Les para cyclistes français ont dominé le tableau des médailles aux Jeux Paralympiques de Paris 2024, avec 10 médailles d'or, 12 d'argent et six de bronze sur route et sur piste.
À l’heure où les athlètes savouraient leurs réussites à domicile, aboutissement de mois et d'années de préparation, l'un de leurs entraîneurs, Mathieu Jeanne, vient à son tour d'être honoré par le Comité International Paralympique (IPC).
Les IPC Para Sport Awards, organisés tous les deux ans, récompensent les performances et les contributions exceptionnelles des athlètes, des équipes, des entraîneurs, des projets communautaires et des bénévoles dans les sports d'été et d'hiver.
Parmi les lauréats de cette année annoncés le 11 novembre, Mathieu Jeanne est le premier à souligner que son titre de « Meilleur Entraîneur » est le fruit du travail d'équipe de tous les entraîneurs, du personnel et des athlètes de l'équipe française : « Sans eux, je n'aurais pas remporté ce titre, il leur revient donc aussi », a-t-il immédiatement déclaré.
Le parcours de Mathieu Jeanne dans le para cyclisme a débuté en 2011 par un stage à la fin de ses études à Amiens, où il a obtenu un Master axé sur « l'entraînement et le para sport ».
L'année suivante, il a travaillé comme membre du personnel de l'équipe de France, qu'il a accompagnée aux Jeux Paralympiques de Londres 2012, avant de créer sa propre structure d'entraînement pour diverses disciplines cyclistes et pour des athlètes para et non para.
Objectif Paris 2024
Il est cependant revenu dans l'équipe française de para cyclisme en 2018, après avoir été contacté par l'ancien para cycliste Laurent Thirionet (cinq fois Champion du Monde UCI et double Champion Paralympique), qui s'était vu confier le défi de faire briller les Français lors des Jeux de 2024 dans leur pays.
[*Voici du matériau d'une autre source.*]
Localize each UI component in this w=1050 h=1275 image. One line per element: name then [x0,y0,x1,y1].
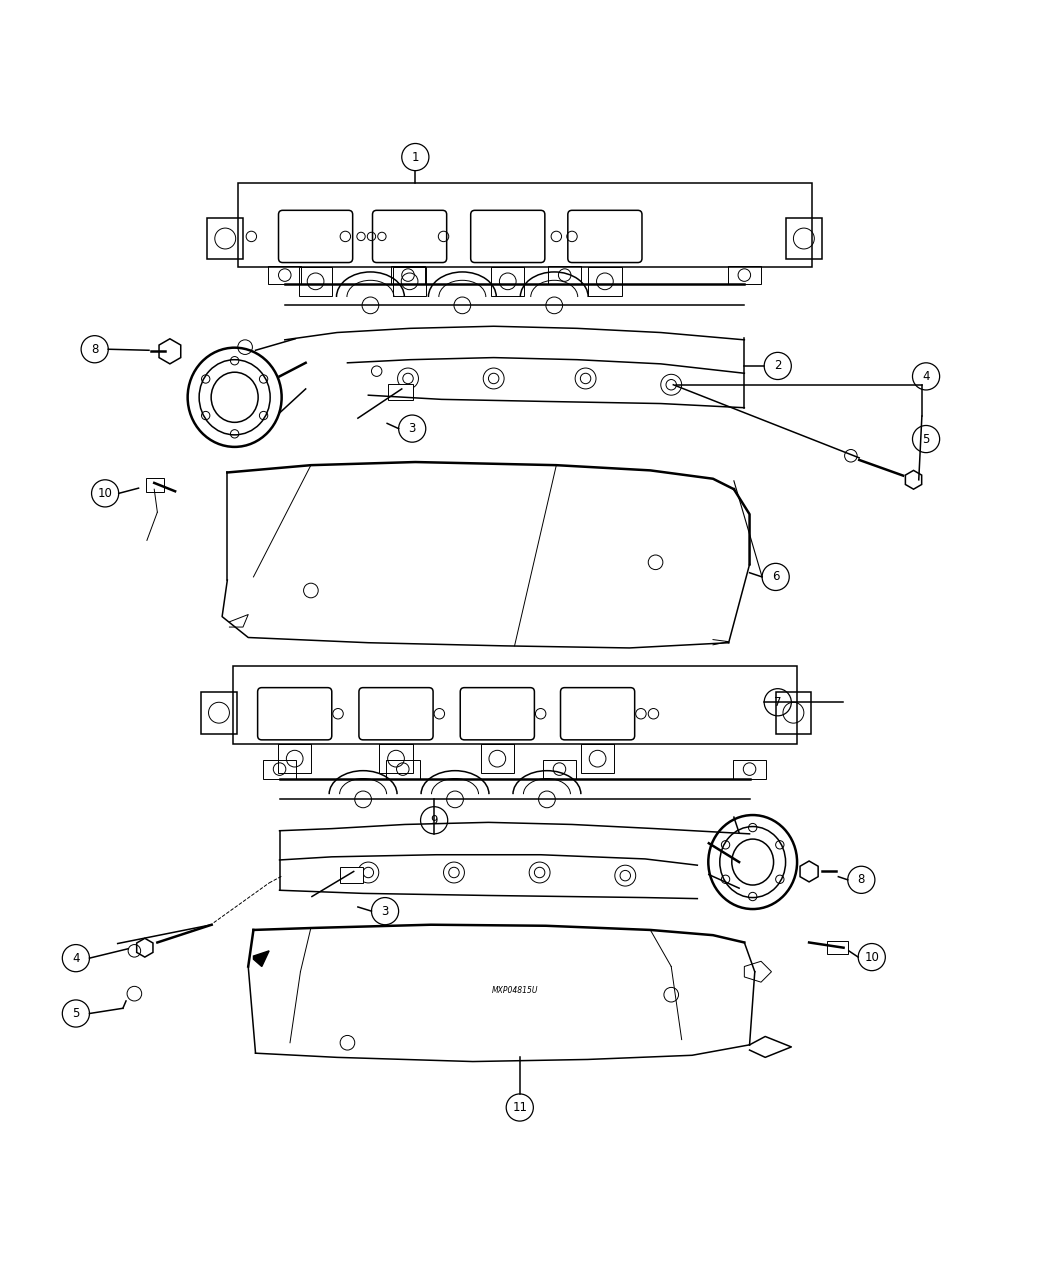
Text: 1: 1 [412,150,419,163]
Text: 5: 5 [72,1007,80,1020]
Text: 8: 8 [858,873,865,886]
Text: 6: 6 [772,570,779,584]
Text: MXP04815U: MXP04815U [491,986,538,994]
Text: 7: 7 [774,696,781,709]
FancyBboxPatch shape [146,478,164,492]
Text: 8: 8 [91,343,99,356]
Text: 4: 4 [922,370,930,382]
Text: 4: 4 [72,951,80,965]
Polygon shape [744,961,772,982]
Text: 9: 9 [430,813,438,826]
Polygon shape [253,951,269,966]
FancyBboxPatch shape [340,867,363,884]
Text: 11: 11 [512,1102,527,1114]
Text: 3: 3 [408,422,416,435]
Text: 3: 3 [381,905,388,918]
Text: 2: 2 [774,360,781,372]
Text: 10: 10 [98,487,112,500]
Text: 5: 5 [922,432,929,445]
FancyBboxPatch shape [388,384,414,400]
Text: 10: 10 [864,951,879,964]
FancyBboxPatch shape [826,941,847,954]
Il fallait rectifier le tir après les performances décevantes de Rio 2016, où l'équipe nationale n'avait remporté qu'une seule médaille de bronze et s'était classée 23e parmi les nations.
Jeanne explique : « La France, pays hôte des Jeux de 2024, devait se devait d’être à la hauteur de l’événement. C'est donc une nouvelle équipe et un nouveau projet qui ont vu le jour. Une équipe a été constituée autour d’un seul axe : l'optimisation de la performance. »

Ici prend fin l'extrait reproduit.